Der Kuipergürtel ist eine Scheibe aus kleinen, eishaltigen Himmelskörpern, von denen man annimmt, dass sie Überreste aus dem frühen Sonnensystem darstellen. Er umkreist die Sonne von der Umlaufbahn des Neptun (etwa 30 Astronomische Einheiten) aus bis in eine Entfernung von rund 50 Astronomischen Einheiten. Kuipergürtelobjekte kreisen relativ zur Ebene der planetaren Umlaufbahnen in Orbits mit hohen Inklinationswinkeln.
Innerhalb eines bestimmten Entfernungsbereichs von Neptun werden sie als klassische Kuipergürtelobjekte bezeichnet und eine Untergruppe – die sogenannten kalten, klassischen Kuipergürtelobjekte – besitzt sehr kleine Inklinationswinkel von weniger als sechs Grad. Astronomen vermuten, dass kalte, klassische Kuipergürtelobjekte an Ort und Stelle entstanden und nicht durch Neptun oder andere Prozesse in ihre Umlaufbahnen gestreut wurden. Ihre kleinen Inklinationswinkel spiegeln diese Geschichte wider.
Kalte, klassische Kuipergürtelobjekte haben infolge ihrer Zusammensetzung im Allgemeinen rötliche Farbtöne und fast 30 Prozent von ihnen liegen als weit getrennte Doppelsystemen vor. Kürzlich wurde eine seltene Untergruppe bei ihnen identifiziert, die eine bläulichere Farbe haben und alle davon existieren paarweise.
Die Astronomen Rosemary Pike, Mike Alexandersen und Matthew Lehner vom Harvard-Smithsonian Center for Astrophysics (CfA) waren Mitglieder des Col-OSSOS-Teams (Colours of the Outer Solar System Origins Survey), das optische Farbmessungen von 98 Kuipergürtelobjekten vornahm. Die Gesamtzahl der kalten, klassischen Kuipergürtelobjekte erhöhte sich durch präzise photometrische Messungen von 87 auf 113. Mit der großen Stichprobe von Farben der kalten, klassischen Kuipergürtelobjekte konnte das Team eine Korrelation zwischen der Farbe und dem paarweisen Auftreten der Objekte feststellen.

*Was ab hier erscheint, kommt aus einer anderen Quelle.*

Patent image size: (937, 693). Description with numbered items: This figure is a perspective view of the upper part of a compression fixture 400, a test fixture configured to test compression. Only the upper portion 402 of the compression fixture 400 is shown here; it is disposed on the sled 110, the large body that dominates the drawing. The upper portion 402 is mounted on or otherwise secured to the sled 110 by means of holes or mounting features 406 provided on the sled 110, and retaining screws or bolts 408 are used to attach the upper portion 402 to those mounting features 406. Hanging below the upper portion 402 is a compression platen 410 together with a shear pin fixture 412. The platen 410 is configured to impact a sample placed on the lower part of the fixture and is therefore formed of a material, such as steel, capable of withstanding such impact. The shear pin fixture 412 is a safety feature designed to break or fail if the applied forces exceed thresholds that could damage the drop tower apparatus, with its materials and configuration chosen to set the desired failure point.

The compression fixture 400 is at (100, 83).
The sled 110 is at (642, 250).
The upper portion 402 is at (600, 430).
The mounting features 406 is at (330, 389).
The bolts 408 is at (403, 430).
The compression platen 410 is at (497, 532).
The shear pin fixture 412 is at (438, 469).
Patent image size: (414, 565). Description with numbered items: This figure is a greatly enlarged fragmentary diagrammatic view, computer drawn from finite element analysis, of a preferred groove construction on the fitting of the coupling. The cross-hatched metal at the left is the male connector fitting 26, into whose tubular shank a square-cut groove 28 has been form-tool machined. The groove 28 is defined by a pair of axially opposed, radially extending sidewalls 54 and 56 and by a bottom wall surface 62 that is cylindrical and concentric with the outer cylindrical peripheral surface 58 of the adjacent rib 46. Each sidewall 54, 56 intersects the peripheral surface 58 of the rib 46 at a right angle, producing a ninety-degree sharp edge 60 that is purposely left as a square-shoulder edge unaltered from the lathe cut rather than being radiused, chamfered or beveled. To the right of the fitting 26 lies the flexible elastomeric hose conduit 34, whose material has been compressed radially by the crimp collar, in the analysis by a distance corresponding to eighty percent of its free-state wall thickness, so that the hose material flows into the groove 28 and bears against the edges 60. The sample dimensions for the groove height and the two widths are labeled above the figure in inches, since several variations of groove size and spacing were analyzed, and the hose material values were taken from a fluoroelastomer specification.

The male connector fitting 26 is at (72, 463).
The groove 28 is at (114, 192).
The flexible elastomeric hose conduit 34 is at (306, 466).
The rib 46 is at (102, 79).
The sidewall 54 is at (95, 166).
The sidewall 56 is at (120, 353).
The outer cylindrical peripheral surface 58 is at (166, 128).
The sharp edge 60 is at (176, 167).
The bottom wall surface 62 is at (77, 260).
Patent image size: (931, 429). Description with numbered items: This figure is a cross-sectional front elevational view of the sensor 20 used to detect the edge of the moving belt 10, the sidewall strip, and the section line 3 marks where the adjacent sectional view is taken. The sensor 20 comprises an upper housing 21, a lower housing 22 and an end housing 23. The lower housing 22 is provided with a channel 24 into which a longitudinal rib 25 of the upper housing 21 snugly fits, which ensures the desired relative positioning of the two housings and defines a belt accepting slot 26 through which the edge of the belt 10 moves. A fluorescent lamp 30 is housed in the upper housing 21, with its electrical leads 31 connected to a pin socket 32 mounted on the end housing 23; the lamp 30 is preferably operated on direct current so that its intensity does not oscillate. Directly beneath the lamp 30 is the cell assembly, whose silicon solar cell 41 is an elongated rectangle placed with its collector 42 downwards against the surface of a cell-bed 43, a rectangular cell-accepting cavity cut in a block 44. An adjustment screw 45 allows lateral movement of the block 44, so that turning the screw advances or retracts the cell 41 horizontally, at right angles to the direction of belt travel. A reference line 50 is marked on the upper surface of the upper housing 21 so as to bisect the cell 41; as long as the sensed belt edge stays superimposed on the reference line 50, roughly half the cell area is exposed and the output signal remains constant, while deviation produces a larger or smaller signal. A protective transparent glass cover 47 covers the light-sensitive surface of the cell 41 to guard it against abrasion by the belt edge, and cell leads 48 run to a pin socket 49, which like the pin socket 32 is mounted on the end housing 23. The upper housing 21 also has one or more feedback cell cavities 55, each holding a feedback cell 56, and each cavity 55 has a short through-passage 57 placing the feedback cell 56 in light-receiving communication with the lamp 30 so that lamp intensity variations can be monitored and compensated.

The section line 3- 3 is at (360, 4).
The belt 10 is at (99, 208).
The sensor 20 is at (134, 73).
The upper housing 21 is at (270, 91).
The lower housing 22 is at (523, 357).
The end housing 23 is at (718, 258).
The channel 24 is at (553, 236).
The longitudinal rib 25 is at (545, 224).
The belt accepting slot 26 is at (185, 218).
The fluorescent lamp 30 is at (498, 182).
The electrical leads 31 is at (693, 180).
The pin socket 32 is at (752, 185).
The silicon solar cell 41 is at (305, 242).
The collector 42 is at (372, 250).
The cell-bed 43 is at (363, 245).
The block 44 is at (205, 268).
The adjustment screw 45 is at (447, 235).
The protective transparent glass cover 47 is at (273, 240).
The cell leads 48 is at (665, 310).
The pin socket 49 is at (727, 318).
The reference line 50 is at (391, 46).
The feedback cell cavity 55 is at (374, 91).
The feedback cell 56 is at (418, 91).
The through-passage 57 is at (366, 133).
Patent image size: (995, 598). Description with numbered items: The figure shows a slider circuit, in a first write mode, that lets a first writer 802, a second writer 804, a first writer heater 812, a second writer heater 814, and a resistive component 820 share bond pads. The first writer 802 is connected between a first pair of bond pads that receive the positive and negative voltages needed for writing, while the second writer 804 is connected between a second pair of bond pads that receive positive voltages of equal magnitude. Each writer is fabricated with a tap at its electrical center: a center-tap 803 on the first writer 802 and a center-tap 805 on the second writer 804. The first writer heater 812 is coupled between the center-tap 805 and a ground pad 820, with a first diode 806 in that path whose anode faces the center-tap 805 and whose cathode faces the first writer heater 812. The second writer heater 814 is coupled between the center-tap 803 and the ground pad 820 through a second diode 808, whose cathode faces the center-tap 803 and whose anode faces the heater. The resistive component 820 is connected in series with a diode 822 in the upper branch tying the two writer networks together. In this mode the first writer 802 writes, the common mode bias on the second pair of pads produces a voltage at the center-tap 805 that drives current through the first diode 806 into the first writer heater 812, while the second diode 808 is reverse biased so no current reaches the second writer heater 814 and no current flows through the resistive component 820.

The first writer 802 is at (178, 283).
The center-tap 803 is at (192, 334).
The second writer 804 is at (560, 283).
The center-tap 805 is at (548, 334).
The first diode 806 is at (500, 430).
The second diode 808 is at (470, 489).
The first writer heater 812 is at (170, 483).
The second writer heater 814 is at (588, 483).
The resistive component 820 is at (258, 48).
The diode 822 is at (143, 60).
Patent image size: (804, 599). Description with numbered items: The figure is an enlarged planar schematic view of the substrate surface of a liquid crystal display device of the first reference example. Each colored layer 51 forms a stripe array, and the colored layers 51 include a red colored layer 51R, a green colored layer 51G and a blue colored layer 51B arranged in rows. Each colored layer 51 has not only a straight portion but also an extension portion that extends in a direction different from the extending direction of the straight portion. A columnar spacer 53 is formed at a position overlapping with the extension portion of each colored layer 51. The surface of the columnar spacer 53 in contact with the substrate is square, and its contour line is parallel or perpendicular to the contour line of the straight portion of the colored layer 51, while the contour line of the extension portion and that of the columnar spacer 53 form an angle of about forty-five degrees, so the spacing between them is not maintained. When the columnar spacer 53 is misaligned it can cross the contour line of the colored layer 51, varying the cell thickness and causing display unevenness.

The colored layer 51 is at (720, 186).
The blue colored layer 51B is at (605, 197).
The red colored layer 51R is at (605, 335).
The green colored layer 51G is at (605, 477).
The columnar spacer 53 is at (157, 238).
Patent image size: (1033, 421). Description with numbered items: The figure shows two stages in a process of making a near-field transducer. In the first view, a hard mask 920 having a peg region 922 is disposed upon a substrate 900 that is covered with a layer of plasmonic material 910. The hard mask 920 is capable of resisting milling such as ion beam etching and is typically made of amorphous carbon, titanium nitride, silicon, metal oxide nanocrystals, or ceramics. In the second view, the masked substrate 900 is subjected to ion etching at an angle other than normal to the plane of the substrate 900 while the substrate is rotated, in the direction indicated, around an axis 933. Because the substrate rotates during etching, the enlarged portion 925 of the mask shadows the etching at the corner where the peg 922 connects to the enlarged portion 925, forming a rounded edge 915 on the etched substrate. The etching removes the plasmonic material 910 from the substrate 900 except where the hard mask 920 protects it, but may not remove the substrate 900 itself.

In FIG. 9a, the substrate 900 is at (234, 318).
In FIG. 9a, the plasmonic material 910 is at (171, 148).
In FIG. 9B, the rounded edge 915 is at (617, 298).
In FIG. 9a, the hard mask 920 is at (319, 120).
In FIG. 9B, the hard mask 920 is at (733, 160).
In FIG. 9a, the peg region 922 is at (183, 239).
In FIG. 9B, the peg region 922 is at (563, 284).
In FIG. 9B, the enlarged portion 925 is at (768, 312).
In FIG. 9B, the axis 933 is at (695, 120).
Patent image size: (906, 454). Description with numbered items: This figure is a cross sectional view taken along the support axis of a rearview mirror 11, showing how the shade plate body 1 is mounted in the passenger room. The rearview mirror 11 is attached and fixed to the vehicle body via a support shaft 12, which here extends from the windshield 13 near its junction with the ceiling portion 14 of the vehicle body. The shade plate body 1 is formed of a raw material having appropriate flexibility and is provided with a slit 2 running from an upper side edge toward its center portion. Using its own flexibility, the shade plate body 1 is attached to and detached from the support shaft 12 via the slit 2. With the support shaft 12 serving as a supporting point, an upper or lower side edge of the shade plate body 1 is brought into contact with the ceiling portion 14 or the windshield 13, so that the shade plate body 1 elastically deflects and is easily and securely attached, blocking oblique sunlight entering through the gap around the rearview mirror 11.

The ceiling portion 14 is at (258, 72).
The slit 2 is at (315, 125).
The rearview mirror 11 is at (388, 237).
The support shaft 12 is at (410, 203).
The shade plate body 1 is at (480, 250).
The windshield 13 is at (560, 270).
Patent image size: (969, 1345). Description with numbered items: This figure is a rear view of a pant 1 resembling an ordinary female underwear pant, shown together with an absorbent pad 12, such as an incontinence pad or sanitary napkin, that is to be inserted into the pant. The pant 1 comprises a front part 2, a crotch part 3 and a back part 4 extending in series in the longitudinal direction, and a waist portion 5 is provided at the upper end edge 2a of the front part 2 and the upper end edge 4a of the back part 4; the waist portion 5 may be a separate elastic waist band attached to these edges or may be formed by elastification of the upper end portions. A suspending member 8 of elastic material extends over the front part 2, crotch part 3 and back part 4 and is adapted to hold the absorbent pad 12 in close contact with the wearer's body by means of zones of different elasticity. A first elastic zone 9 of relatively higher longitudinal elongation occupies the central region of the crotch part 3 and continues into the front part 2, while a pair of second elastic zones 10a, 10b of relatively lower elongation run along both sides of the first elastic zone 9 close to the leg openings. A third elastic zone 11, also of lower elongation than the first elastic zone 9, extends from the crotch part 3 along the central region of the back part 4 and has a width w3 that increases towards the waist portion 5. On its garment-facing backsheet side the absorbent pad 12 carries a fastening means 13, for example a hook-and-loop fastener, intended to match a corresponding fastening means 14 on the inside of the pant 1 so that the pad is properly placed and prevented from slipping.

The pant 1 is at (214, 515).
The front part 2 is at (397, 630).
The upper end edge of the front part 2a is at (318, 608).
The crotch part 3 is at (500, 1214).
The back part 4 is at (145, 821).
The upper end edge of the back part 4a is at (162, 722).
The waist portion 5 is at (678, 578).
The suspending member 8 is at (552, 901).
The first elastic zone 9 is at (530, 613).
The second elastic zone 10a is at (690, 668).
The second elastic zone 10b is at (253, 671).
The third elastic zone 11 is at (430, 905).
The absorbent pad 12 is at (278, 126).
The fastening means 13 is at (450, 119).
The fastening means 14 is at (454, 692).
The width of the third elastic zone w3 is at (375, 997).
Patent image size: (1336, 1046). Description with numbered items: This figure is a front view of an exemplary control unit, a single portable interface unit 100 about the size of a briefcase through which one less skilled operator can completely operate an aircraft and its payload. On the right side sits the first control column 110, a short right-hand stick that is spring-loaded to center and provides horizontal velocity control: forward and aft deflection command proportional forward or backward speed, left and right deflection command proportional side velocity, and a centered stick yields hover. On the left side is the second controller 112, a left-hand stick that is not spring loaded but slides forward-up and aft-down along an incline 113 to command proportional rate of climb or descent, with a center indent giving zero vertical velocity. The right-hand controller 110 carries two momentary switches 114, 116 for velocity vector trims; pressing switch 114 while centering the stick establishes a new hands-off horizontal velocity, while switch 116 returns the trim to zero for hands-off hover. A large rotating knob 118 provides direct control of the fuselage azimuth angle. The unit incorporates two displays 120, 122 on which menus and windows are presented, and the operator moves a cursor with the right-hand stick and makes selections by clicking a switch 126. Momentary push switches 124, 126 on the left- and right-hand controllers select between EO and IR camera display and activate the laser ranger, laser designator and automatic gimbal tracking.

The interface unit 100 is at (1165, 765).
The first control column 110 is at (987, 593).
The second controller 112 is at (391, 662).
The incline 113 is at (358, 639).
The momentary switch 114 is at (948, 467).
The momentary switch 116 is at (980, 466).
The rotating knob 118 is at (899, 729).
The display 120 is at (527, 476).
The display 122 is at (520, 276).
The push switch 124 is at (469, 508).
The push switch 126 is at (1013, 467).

Die Forscher argumentieren, dass diese bläulichen, kalten, klassischen Kuipergürtelobjekte „ausgestoßene Überlebende“ sind, die in die Region mit anderen klassischen Kuipergürtelobjekten gebracht wurden, als Neptun nach außen wanderte. Mit Simulationen und statistischen Hilfsmitteln schlussfolgerten sie, dass sich der Großteil der Objekte, die in der klassischen Region entstanden, als Paare bildeten und dass diese Paare zusammenblieben, obwohl sie weit voneinander getrennt und dadurch dynamisch anfällig sind.
Die Simulationen stärken die Ansicht, dass diese bläulichen Überlebenden fortkatapultiert wurden. Die Astronomen sagen, dass weitere Untersuchungen dieser bläulichen Objekte dabei helfen werden, die Details der Migration Neptuns in der Frühzeit des Sonnensystems zu enthüllen.
Abhandlung: „Col-OSSOS: The Distinct Color Distribution of Single and Binary Cold Classical KBOs“ von Wesley C. Fraser, Susan D. Benecchi, J. J. Kavelaars, Michaël Marsset, Rosemary E. Pike, Michele T. Bannister, Megan E. Schwamb, Kathryn Volk, David Nesvorny, Mike Alexandersen, Ying-Tung Chen, Stephen Gwyn, Matthew J. Lehner und Shiang-Yu Wang, Planetary Science Journal 2, 90, 2021.